This isn't the only debate website! Here are some other great resources to help with your journey to learn about PF.
PF Videos Youtube channel
PF Videos is probably the single best channel for PF debate. It compiles round recordings and videos from top debate tournaments across the country, for you to watch at home.
Beyond Resolved educational resources
Not only does Beyond Resolved do tons of great services for the community, raising awareness and hosting events and whatnot, this educational resources page is great. It compiles a lot of other resources and links to their Youtube channel, which also has a ton of helpful resources. Some of the additional links they've got are mentioned here as well just because of how useful they are.
This is a very helpful website where former (and current!) debaters post their cases and blocks online for people to see, after at topic has ended. This can help you see how the very best teams make arguments, organize their files, and prepare for the topics that you may have debated yourself. As you improve, even if you think you're not "good enough," you should strongly consider posting your own prep too. It has basically no downside, and someone might really be helped out by what you can bring to the table.

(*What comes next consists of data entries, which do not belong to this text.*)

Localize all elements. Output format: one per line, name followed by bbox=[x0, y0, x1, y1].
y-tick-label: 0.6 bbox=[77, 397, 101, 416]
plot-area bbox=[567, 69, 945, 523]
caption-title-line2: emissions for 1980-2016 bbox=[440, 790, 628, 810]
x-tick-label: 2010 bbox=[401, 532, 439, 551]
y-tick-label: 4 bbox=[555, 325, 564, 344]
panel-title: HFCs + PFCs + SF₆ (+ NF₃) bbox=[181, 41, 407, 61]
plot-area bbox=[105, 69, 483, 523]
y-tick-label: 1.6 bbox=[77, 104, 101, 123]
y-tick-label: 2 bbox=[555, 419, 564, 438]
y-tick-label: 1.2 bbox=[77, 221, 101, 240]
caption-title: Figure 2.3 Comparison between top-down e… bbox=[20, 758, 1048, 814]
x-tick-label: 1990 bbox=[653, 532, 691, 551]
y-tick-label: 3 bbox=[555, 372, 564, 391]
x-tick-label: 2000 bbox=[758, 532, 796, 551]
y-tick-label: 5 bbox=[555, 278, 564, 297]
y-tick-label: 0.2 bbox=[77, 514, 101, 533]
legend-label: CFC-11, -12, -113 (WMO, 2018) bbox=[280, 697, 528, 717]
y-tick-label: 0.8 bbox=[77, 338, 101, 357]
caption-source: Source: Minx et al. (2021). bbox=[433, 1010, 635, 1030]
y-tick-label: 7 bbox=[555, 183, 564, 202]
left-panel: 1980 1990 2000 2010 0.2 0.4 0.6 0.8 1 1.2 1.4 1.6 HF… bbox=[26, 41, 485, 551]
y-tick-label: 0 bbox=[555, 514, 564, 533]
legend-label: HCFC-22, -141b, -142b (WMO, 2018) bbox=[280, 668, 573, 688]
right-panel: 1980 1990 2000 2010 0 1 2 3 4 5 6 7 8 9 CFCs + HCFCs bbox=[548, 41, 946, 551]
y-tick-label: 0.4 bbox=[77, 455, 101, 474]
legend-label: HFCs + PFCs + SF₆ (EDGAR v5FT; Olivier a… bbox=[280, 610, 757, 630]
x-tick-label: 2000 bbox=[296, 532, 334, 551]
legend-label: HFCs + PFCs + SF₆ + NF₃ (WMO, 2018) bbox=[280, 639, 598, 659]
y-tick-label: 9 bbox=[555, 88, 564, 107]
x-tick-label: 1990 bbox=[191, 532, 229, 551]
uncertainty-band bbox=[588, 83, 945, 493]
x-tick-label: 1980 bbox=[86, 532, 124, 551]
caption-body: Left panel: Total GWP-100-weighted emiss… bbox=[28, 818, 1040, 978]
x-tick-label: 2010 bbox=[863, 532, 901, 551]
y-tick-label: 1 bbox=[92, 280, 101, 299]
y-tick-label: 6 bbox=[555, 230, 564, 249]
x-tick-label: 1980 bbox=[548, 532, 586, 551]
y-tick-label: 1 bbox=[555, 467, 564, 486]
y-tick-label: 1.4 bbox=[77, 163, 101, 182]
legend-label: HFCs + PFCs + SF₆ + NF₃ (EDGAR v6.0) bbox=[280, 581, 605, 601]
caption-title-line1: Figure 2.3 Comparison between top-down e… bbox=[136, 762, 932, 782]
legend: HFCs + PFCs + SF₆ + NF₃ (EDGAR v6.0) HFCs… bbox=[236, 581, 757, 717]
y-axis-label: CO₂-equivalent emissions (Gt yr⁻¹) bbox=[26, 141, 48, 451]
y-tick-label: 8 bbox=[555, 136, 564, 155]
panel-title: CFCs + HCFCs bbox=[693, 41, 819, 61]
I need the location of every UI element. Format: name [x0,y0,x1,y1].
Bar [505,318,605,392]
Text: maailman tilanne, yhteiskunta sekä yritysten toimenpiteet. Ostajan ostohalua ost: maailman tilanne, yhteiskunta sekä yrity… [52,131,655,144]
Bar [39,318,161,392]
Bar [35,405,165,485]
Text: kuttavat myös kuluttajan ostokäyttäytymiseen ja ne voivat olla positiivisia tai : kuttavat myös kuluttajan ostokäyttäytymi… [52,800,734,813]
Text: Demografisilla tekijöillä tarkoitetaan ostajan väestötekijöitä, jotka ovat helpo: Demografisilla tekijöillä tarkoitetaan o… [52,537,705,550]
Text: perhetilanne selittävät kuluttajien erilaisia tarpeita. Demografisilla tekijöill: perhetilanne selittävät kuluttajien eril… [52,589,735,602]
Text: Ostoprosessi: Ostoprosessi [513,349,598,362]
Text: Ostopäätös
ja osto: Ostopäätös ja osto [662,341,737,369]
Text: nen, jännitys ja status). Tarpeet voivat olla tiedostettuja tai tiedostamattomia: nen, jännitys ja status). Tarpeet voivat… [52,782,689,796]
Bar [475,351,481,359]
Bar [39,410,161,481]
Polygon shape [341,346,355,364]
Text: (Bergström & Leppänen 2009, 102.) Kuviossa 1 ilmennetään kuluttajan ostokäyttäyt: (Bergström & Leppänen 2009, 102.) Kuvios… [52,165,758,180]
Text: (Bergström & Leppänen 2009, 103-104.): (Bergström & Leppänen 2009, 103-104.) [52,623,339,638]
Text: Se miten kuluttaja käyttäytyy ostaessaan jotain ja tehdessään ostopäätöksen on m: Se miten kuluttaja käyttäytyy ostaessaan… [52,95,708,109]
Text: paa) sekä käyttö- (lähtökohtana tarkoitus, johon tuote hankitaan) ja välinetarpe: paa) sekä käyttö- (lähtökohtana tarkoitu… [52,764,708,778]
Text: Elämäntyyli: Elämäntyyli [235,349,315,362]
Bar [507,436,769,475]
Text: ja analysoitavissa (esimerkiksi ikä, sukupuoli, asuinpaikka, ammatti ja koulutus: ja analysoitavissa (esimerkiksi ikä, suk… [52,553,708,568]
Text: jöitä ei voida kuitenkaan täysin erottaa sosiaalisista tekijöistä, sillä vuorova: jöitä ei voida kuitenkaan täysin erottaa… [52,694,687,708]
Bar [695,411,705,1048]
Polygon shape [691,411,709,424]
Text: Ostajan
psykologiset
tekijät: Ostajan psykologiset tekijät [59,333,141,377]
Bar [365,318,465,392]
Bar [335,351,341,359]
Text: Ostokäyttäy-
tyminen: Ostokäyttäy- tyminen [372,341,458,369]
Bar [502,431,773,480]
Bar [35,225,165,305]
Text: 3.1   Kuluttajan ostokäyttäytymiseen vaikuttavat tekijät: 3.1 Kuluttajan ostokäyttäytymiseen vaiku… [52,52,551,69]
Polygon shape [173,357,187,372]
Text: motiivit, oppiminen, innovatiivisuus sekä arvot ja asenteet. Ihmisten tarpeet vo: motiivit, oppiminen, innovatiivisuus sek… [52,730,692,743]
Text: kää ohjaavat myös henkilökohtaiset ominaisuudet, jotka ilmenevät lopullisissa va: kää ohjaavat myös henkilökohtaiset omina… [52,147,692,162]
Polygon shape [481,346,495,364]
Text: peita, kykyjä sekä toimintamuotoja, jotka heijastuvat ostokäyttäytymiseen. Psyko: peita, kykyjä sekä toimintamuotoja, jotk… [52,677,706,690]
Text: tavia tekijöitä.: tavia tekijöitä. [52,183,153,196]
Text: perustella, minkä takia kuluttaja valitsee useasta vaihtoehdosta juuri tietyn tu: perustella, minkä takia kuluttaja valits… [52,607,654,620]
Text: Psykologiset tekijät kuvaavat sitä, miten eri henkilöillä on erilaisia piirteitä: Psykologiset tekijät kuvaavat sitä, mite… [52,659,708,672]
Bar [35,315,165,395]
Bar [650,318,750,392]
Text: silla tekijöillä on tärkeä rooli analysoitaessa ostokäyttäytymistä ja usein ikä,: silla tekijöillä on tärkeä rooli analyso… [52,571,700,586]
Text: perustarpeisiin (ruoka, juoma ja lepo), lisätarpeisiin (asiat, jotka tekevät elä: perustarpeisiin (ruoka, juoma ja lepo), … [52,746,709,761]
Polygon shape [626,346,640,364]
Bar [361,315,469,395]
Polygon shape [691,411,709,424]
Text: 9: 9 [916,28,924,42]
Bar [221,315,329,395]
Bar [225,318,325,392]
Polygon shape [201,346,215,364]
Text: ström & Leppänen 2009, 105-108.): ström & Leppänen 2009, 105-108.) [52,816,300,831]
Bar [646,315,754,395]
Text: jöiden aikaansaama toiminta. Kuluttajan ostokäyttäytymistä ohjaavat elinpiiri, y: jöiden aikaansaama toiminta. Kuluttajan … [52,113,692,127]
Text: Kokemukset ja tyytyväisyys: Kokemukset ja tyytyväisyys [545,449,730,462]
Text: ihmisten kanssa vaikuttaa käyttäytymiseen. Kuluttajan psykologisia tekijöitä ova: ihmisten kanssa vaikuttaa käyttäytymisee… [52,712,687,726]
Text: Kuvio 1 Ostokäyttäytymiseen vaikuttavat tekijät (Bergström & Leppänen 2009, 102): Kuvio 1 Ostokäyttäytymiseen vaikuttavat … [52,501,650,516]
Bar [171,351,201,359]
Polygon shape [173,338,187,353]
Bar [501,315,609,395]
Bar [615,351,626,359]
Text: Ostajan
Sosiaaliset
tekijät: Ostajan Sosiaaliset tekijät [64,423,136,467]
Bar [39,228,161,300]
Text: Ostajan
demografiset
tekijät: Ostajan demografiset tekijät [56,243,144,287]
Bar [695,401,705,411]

This is an instructional website that focuses specifically on "progressive" or "policy-style" arguments in PF debate. It has a ton of in-depth explanations about the trends that you might see in national circuit tournaments, or in Texas. I highly recommend it if you want to learn more about more technical argumentation that you or your opponents may use in the future.
Debate Theory Library
This is a compilation of debate theory resources and pages. (PFers, don't be worried - it's not the "A is the interp" type of theory.) While many are in the context of policy and parliamentary debate, the ideas are still applicable to PF. As you debate more, you'll notice a lot of the structures of arguments are the same, and these articles should help you understand those basic structures and concepts much more effectively. Perhaps you'll find that there's a name for and literature behind a concept you implicitly knew existed!